L’affaire a été mise en délibéré au 15 avril 2026 après midi.
*****
Par arrêté du 21 mars 2026, Mme la préfète de la Savoie a ordonné l’admission en soins psychiatriques sans consentement sous la forme d’une hospitalisation complète au sein du centre hospitalier spécialisé de la Savoie de M. [I] [W].
Par une requête en date du 23 mars 2026, Mme la préfète de la Savoie a saisi le juge des libertés et de la détention du tribunal judiciaire de Chambéry dans le cadre du contrôle obligatoire afin de poursuivre l’hospitalisation complète au-delà du délai de 12 jours.
Par ordonnance du 31 mars 2026, le juge des libertés et de la détention du tribunal judiciaire de Chambéry a autorisé la poursuite de l’hospitalisation complète sous contrainte de M. [I] [W].
Cette décision lui a été notifiée le 31 mars 2026
Par courrier motivé reçu à la cour d’appel de Chambéry le 3 avril 2026, M. [I] [W] a interjeté appel de cette ordonnance.
Les convocations et avis d’audience ont été adressées aux parties conformément aux dispositions de l’article R 3211-19 du code de la santé publique.

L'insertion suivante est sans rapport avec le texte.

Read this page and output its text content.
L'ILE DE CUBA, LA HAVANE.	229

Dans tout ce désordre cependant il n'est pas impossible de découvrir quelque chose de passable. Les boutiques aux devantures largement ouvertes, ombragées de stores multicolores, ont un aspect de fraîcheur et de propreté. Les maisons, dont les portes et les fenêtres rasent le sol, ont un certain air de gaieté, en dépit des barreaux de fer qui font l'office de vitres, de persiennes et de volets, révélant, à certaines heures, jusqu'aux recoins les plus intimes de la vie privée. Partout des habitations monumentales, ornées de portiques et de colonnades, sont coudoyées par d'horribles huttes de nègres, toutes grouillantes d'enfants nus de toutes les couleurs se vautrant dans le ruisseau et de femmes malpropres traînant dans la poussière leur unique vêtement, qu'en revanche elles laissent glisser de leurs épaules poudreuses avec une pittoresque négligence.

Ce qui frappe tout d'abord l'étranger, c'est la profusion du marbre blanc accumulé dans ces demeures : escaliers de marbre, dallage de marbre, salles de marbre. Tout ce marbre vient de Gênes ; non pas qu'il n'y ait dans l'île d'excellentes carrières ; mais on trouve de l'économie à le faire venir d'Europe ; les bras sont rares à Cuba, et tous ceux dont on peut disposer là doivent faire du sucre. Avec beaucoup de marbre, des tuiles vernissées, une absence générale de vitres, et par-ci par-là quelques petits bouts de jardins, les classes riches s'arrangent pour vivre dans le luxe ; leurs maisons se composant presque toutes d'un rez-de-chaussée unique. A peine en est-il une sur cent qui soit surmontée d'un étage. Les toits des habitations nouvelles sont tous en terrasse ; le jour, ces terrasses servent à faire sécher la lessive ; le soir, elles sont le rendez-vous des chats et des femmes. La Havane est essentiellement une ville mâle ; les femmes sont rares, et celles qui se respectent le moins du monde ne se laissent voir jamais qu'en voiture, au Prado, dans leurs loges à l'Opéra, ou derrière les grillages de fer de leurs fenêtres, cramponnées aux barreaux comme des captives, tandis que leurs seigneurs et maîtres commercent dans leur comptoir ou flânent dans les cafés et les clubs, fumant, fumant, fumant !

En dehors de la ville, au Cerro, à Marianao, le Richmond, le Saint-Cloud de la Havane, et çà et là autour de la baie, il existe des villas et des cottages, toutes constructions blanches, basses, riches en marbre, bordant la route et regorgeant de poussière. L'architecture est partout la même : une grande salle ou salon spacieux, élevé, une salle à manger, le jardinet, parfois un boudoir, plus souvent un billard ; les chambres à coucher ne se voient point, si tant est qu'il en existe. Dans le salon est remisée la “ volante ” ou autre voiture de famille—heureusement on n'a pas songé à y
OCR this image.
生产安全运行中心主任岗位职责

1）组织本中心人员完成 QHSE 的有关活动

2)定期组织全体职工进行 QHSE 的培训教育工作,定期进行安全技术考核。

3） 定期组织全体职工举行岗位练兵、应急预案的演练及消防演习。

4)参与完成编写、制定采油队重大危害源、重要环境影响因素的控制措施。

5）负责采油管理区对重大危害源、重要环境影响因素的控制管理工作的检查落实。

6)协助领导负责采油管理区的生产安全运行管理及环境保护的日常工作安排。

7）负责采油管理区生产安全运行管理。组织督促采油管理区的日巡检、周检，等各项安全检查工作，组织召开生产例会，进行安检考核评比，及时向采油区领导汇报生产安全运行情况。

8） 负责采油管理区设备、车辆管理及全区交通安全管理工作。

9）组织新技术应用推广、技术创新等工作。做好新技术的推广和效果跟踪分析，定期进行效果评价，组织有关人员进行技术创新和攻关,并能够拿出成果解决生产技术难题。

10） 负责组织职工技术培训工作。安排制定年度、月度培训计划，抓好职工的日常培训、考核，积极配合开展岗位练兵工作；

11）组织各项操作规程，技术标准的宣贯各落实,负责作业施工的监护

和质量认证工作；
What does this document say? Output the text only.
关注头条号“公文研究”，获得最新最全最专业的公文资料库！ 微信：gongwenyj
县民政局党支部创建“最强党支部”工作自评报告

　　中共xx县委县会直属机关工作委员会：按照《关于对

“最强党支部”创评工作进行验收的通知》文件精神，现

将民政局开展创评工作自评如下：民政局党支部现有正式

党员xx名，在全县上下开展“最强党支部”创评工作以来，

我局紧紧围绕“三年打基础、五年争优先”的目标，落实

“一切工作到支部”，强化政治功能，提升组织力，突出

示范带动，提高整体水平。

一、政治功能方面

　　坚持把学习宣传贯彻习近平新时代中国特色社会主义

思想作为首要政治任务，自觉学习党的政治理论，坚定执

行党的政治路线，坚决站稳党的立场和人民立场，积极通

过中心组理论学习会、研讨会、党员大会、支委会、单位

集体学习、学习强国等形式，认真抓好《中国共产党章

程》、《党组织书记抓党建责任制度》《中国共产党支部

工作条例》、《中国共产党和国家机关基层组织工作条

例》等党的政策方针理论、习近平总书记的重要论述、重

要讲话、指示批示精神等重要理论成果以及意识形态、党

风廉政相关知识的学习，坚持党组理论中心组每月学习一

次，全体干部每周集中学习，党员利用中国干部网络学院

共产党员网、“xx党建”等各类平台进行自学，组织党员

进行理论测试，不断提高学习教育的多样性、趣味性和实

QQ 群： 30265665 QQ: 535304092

L’avis médical prévu par l’article L 3211-12-4 du code de la santé publique a été communiqué à la cour d’appel le 13 avril 2026. Il mentionne que M. [I] [W] bénéficie d’un suivi psychiatrique depuis l’enfance ; qu’il présente des troubles psychiques chroniques ayant pu être marqués par des troubles du comportement avec une hétéro agressivité potentielle mais également une vulnérabilité importante ; que depuis plusieurs années il a pu néanmoins connaître de longues périodes de stabilité ; qu’il a pu intégrer le 16 mars 2026 en accueil temporaire une résidence à [Localité 6] ; qu’il a néanmoins présenté dans ce cadre une certaine excitation psychique accompagnée de difficultés à s’astreindre au cadre réglementaire de la structure ; qu’il s’est présenté de lui-même aux urgences en demandant à être hospitalisé de nouveau, exprimant une ambivalence quant à son projet d’autonomie. Il est indiqué que devant l’évolution au cours des dernières années l’absence d’autres alternatives d’hébergement, l’hôpital a accepté de l’accompagner dans son projet mais que M. [I] [W] ne s’inscrit plus dans le respect de l’établissement ; que son état de santé est compatible avec un suivi ambulatoire qu’il accepte et que dès lors une sortie d’hospitalisation peut s’envisager soit dans le cadre d’un programme de soins soit dans le cadre d’une levée de cette mesure.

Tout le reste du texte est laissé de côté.